Ghosh, an assistant professor of medicine, helped establish Calgary’s Rapid Access Addiction Medicine program, Alberta’s largest and first comprehensive outpatient addiction treatment program, soon to be duplicated across the province. He worked with marginalized communities to launch a nationwide overdose prevention hotline, which also led to the development of a provincewide app-based version. He helped establish peer recovery coaches and system navigators at the clinic and is now working to implement a respite program for houseless individuals so they can recover after a hospital stay and connect with social services. 

“It can’t just be you creating things off the top of your head,” says Ghosh, who also works at the University of Alberta Hospital in Edmonton and the Foothills Medical Centre and is a clinical assistant professor at the U of C’s Cumming School of Medicine.

“You have to work with community partners and stakeholders including funders, not-for-profits and most importantly, people with lived experience to launch these services,” he says. “That’s the gist of community connection.”

“It’s all community, community, community!”

The Community Connections Awards recognize individuals and teams of community members, faculty, staff, students or post-doctoral fellows who embody the spirit of the U of A's promise of “uplifting the whole people.” The awards honour the positive impact of nominees on communities near and far as well as within the university. 

“I’m truly humbled,” says Ghosh. “I hope it creates good exposure for the work and encourages others to venture down this path.”

Ghosh, who studied at the U of A, the University of Calgary, Harvard and Vrije University in Belgium, originally intended to work in global health, but when his father faced another round of chemo in 2016, Ghosh moved back to Alberta to help his family. A mentor, palliative care specialist Martin Labrie, pointed Ghosh toward sharing his clinical expertise outside of the hospital setting. 

“Martin instilled in me that 98 per cent of a person’s care happens in the community, outside of an acute care hospital, so if you really want to make impacts on someone's health, that's where you need to shift your focus,” Ghosh recalls.

Ghosh now relies on support within the U of A community to support his research, crediting cardiologist Justin Ezekowitz, gastroenterologist Puneeta Tandon, assistant dean of medicine Vijay Daniels and new mentors such as associate professor of medicine Jennifer Ringrose in particular. He also credits Alberta Health Services mentors such as psychiatrist Michael Trew for supporting him in his career development.

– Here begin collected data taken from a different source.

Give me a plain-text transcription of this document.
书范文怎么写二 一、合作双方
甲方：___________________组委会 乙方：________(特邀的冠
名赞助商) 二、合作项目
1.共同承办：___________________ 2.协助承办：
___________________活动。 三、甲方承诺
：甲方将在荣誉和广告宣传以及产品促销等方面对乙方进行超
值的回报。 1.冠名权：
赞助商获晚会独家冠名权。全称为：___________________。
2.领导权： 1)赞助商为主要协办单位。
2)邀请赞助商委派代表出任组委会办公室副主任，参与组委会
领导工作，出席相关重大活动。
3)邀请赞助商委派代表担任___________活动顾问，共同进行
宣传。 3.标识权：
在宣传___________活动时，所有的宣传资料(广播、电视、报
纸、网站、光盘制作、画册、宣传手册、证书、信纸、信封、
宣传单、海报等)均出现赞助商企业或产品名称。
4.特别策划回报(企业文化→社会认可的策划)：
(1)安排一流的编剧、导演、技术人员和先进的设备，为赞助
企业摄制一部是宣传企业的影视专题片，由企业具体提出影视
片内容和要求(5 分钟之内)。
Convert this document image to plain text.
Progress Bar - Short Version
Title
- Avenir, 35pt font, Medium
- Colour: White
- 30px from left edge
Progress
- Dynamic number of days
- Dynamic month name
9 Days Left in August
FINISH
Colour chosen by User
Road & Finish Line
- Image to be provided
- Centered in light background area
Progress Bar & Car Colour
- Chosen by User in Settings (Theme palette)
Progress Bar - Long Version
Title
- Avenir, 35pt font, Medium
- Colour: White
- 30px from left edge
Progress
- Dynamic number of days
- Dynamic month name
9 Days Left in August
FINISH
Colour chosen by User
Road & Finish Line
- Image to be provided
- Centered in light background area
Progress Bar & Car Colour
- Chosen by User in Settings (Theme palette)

“I’m still early in my career, and these are people who are already established who have been able to guide and mentor and shape me,” Ghosh says. “Again, it comes down to that sense of community that the faculty has built to support me to be the best I can be.”

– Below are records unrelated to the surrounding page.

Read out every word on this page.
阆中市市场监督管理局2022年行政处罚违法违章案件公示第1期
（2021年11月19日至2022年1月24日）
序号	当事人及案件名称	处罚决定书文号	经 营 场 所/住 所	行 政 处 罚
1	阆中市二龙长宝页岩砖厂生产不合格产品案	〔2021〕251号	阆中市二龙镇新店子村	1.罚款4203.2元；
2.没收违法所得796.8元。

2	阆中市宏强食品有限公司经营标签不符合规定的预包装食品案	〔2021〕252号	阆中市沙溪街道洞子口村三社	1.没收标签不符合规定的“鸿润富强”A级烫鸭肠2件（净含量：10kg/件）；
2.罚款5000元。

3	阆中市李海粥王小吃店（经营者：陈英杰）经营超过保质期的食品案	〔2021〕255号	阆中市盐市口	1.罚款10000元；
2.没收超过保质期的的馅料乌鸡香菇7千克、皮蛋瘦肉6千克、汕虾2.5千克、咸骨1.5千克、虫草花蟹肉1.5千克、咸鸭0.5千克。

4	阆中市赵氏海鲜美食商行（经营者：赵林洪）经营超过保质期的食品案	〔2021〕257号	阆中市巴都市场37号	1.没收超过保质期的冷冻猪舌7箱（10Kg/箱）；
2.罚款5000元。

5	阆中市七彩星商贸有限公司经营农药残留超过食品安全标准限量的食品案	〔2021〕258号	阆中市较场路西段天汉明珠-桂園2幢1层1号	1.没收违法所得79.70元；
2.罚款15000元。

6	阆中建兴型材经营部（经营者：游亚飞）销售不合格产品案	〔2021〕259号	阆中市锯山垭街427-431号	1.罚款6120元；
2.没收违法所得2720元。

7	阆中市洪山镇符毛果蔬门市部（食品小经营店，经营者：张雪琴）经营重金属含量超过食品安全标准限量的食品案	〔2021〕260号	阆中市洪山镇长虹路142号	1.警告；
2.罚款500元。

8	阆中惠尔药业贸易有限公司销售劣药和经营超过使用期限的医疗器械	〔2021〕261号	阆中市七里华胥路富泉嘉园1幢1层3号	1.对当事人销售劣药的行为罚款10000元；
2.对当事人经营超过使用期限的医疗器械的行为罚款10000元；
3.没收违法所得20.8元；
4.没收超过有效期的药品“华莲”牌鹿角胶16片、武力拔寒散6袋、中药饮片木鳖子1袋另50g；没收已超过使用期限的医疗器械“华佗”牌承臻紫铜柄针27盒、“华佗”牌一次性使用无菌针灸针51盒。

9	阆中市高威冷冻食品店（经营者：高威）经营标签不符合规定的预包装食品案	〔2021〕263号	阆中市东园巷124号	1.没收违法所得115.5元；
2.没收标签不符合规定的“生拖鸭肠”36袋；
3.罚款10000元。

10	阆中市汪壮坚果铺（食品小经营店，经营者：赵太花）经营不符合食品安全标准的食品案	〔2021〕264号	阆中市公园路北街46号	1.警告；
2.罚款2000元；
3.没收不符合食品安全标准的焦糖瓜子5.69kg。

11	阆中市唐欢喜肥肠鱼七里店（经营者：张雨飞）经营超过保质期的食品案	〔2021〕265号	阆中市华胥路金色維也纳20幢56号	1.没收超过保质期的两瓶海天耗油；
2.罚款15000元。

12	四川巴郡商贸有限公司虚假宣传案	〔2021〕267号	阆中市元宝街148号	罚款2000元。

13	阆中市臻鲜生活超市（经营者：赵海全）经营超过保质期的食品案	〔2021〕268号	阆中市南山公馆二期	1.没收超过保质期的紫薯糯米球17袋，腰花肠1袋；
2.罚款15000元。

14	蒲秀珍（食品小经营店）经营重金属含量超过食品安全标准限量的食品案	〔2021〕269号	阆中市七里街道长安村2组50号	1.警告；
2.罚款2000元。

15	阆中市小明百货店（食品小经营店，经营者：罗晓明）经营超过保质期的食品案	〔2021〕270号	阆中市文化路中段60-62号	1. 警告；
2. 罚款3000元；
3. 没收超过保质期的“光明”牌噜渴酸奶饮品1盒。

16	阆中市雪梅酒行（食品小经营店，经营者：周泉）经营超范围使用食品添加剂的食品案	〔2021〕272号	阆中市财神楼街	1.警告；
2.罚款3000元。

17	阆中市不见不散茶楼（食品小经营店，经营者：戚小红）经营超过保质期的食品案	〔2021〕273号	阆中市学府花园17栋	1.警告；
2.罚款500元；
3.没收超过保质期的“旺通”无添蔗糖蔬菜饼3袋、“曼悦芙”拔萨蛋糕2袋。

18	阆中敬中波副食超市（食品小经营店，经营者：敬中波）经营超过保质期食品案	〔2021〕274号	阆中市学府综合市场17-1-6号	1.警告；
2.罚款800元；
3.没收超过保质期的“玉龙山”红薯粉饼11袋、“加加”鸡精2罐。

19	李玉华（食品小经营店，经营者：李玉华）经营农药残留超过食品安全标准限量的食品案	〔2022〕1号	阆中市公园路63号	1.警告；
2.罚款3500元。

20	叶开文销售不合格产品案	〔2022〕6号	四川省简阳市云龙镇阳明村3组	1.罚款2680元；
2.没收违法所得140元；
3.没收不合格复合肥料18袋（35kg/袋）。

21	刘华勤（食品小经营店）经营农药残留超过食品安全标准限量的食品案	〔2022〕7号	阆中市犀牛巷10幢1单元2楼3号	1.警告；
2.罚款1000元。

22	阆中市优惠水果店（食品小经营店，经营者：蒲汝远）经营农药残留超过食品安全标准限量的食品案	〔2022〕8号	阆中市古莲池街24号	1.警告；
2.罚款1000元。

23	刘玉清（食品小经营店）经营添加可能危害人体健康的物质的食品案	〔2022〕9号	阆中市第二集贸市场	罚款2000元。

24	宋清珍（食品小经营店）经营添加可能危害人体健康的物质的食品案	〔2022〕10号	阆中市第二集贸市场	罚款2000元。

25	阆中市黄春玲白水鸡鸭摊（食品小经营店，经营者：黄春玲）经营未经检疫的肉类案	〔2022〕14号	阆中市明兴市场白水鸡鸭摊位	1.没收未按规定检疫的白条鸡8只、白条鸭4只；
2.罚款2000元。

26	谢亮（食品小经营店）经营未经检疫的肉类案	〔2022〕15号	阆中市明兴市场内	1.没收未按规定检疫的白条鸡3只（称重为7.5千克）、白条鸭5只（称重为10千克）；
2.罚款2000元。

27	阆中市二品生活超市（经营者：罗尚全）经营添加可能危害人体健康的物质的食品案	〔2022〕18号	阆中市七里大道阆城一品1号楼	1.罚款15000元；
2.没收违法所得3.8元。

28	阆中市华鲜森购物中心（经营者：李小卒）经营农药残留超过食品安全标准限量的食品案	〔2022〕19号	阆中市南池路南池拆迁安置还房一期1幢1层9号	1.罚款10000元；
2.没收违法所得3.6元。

In turn, he passes that on to students and other specialists who may not have thought of working in community care. 

“I've benefited so much from mentorship and people helping me out that it's nice to expose students to what I see and what I do and inspire others, because it's not a sexy sector to work in,” he says. “People don't necessarily want to go to work in shelters. So, how do we change that mindset?”

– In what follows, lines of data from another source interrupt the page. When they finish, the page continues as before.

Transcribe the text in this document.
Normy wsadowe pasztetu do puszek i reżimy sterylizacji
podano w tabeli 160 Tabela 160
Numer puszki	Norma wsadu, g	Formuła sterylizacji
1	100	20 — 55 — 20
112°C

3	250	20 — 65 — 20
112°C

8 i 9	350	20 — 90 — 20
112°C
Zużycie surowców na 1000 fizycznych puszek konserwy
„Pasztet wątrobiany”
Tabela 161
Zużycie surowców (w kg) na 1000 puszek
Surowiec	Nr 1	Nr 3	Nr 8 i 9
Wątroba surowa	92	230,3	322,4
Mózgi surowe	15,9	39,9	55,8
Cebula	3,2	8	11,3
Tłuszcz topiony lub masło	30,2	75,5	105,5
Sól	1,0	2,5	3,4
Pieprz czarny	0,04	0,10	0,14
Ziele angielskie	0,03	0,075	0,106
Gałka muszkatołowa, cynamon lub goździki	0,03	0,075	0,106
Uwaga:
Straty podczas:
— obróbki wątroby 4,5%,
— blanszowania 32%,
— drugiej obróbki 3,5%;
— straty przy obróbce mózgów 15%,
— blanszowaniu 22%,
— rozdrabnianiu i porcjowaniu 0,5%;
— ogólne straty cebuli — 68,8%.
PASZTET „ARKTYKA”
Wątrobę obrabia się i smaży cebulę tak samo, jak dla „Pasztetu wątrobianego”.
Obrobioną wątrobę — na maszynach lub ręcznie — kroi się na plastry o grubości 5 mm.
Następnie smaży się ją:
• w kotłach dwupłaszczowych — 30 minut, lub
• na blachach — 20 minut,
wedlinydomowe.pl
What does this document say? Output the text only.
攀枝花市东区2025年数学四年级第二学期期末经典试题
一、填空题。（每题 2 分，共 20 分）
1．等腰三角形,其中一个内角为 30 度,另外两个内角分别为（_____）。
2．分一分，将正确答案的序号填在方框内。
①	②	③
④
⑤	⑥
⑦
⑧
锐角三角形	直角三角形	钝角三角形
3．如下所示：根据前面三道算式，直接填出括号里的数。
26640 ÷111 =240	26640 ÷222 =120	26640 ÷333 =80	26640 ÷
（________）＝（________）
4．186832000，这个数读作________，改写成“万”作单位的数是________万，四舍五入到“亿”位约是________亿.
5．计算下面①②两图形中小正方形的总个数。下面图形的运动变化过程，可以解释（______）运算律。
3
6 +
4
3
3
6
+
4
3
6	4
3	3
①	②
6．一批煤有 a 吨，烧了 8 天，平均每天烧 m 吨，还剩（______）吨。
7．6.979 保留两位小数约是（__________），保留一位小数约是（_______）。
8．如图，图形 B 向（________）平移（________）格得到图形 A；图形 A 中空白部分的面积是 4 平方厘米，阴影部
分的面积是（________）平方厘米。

He does it by showing how rewarding it can be to work in both acute and community settings at once and by sharing his enthusiasm for the work wherever he can. Ghosh served as president of the addiction medicine section of the Alberta Medical Association from 2021 to 2023 and is also co-chair of the Canadian Network for the Health and Housing of People Experiencing Homelessness.

And while Ghosh is passionate about his work, he acknowledges it is not always easy. When he hits an obstacle or feels overwhelmed, he turns to the community of physicians, academics, non-profit workers and people with lived experience who help deliver his programs. 

“They provide just as much support to me for my own mental health and my own wellness, as I try to give to them. That's been paramount,” he says.

“Yeah, for me, it's all community, community, community!”